İstanbul Büyükşehir Belediyesi’ne ait Taksim'deki Atatürk Kitaplığı özellikle merkezi konumu nedeniyle öğrencilerin akınına uğruyor. Ancak gelen öğrenciler yer darlığı nedeniyle içeri girebilmek için saatlerce kuyrukta bekliyor. Etrafında 4 büyük AVM ve yüzlerce mağaza olmasına karşın Taksim gibi merkezi bir yere yeni bir kütüphane yapılmaması veya mevcut kütüphanenin şartlarının iyileştirilmemesi öğrencilerin tepkisini çekiyor.

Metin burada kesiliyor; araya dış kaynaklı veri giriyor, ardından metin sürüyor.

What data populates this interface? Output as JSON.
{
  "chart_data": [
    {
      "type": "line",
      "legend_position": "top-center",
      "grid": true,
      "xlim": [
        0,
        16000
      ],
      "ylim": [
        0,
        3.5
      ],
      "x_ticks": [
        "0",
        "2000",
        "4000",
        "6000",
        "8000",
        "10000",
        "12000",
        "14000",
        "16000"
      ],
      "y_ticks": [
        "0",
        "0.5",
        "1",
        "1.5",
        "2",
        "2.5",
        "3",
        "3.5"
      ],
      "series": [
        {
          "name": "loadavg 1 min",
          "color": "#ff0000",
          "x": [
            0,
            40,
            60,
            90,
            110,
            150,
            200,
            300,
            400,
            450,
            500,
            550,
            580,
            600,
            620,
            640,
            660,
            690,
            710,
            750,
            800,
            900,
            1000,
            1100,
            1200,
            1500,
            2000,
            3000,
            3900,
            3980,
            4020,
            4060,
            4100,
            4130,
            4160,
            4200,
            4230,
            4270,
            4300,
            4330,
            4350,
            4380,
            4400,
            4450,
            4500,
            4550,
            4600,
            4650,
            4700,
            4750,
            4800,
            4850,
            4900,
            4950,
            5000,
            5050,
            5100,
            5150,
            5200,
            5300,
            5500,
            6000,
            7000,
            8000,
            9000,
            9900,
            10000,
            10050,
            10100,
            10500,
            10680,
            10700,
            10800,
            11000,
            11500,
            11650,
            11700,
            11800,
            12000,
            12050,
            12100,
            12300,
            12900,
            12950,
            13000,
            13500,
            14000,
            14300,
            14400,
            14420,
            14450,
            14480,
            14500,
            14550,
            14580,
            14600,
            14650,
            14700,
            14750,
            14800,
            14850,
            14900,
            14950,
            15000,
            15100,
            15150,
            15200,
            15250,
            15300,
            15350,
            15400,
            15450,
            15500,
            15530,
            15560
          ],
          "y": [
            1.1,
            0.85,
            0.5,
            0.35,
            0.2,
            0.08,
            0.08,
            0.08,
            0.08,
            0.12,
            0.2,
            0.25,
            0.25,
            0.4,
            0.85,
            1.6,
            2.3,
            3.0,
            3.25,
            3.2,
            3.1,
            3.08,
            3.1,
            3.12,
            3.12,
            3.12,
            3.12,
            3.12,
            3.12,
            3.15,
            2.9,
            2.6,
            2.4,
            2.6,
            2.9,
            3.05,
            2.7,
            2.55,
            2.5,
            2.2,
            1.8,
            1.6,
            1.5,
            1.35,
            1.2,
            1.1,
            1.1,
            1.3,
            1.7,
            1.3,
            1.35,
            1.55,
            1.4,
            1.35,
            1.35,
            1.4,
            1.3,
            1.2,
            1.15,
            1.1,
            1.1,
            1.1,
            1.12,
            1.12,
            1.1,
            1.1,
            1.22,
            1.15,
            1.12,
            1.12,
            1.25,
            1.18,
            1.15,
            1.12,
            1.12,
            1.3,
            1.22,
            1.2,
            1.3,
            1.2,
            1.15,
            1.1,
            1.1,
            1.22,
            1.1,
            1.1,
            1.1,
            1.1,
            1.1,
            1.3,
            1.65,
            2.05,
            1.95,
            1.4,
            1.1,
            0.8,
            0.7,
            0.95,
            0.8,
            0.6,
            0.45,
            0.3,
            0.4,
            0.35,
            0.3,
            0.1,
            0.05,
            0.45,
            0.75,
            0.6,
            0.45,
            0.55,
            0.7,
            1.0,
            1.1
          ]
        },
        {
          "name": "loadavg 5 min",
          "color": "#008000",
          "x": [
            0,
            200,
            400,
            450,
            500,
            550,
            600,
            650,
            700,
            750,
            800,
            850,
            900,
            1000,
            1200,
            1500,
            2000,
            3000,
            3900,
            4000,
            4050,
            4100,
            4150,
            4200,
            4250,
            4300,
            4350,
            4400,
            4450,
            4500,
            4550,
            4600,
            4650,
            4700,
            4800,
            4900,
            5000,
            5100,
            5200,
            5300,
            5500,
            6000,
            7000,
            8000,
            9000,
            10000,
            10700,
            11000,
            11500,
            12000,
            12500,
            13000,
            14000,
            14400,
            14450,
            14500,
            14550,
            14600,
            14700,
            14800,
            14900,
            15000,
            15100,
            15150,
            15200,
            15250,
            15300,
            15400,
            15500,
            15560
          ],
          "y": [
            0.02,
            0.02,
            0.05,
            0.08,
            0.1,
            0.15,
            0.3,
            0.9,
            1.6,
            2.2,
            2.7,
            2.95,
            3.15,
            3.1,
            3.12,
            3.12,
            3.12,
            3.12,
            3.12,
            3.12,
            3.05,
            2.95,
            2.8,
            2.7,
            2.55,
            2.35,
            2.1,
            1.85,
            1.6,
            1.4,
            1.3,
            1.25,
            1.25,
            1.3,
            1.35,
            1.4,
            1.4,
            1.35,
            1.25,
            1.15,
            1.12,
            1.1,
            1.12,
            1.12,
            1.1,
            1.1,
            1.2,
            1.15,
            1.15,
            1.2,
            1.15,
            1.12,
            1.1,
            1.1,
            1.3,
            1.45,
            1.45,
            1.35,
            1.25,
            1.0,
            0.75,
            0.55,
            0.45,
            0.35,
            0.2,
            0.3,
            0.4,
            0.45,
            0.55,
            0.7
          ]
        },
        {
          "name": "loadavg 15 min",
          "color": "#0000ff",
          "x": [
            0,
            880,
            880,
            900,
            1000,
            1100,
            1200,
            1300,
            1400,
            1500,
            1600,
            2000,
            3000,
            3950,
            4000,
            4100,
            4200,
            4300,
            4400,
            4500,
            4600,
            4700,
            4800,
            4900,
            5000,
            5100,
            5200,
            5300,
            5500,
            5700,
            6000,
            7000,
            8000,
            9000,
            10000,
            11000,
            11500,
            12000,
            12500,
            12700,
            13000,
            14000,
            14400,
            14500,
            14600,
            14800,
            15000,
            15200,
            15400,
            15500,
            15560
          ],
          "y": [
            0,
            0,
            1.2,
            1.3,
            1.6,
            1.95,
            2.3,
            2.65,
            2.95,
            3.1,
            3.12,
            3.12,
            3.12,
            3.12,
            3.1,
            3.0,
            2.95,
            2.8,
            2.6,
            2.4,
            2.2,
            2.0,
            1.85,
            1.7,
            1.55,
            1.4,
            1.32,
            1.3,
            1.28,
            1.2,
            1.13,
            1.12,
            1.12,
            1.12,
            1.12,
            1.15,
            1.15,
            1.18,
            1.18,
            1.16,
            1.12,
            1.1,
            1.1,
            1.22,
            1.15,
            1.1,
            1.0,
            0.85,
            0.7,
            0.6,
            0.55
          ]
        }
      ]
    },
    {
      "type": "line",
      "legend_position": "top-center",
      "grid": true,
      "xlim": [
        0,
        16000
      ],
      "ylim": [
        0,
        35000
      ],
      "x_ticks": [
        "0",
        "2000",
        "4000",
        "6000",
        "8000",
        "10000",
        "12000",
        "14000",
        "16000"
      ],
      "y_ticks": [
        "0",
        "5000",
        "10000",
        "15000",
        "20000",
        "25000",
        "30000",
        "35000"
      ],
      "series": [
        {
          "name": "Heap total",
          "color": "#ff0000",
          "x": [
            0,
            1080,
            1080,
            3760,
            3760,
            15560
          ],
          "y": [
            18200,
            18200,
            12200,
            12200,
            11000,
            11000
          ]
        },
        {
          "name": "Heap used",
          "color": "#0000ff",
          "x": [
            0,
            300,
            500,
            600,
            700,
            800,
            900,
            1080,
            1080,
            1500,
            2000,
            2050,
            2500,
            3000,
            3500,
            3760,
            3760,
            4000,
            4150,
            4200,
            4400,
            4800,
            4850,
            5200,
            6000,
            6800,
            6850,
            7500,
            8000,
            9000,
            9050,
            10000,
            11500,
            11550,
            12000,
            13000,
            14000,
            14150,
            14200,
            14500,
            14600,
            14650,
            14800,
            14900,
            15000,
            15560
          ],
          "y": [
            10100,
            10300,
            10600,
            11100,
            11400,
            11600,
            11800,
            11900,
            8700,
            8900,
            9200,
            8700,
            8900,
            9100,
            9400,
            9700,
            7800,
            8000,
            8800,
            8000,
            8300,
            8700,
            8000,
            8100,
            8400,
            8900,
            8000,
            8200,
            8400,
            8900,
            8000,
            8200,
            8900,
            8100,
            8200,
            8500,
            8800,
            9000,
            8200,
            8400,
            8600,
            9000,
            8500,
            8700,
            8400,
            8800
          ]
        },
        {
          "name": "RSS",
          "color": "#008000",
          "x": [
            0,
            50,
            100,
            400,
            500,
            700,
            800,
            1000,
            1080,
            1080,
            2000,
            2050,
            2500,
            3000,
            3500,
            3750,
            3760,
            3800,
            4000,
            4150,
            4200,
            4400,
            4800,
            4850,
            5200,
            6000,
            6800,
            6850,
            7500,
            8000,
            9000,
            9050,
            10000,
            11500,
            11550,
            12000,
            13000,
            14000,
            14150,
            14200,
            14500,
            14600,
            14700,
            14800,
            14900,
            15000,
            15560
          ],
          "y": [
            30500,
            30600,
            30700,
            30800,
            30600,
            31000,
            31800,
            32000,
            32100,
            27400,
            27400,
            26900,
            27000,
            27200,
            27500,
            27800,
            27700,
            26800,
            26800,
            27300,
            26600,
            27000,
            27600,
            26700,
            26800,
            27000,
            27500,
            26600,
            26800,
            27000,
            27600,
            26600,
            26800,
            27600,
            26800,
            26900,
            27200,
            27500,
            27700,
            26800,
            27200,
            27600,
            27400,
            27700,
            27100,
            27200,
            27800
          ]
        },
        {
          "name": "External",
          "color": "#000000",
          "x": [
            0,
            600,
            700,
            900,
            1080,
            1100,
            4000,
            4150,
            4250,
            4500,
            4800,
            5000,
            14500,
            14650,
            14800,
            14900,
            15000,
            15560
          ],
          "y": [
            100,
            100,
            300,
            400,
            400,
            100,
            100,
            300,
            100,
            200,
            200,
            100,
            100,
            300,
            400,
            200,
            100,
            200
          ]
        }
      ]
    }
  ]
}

Siktiret kütüphaneyi cami yapın cami, memlekete mal lâzım.
Haberin özeti çalışacak alanın küçüklüğü sanırım. Fakat Kütüphaneler ders çalışma alanları değildir. Araştırma veya kitap alışverişi yapma vs. gibi mekanlardır. Kim bilir kaç kişi kitap alışverişinde bulunmaktan veya araştırma yapmaktan, ders çalışan insanları rahatsız ederim düşüncesiyle vazgeçmiştir. Bu alanları birer etüt merkezi gibi kullanmaktan vazgeçtiğimiz zaman bu tip şeylerden şikayet edilmeyeceğini göreceğiz. O yüzden kütüphane mi çalışacak alan mı istediğimize karar vermeliyiz.
Eksiklik varsa var öyle mutlu oldum ki bir kütüphanenin bu kadar dolup taştığını duyunca. Güzel bir gençlik yetişiyor. Geçtiğimiz günlerde 18 Mart Üniversitesin de okuyan kardeşimi ziyarete Çanakkale'ye gittim. Okulun anlata anlata bitiremediği meşhur kütüphanesine de uğradım. Devasa boyutlarda, boğaza bakıyor, harıl harıl çalışan öğrencilerle tıka basa dolu ama o kalabalığa rağmen öyle bir sessizlik varki yere saçın düşse sesi duyulacak. Çok sık olmuyor 'Keşke Atatürk yaşasaydı da şu manzarayı görseydi' dediğim.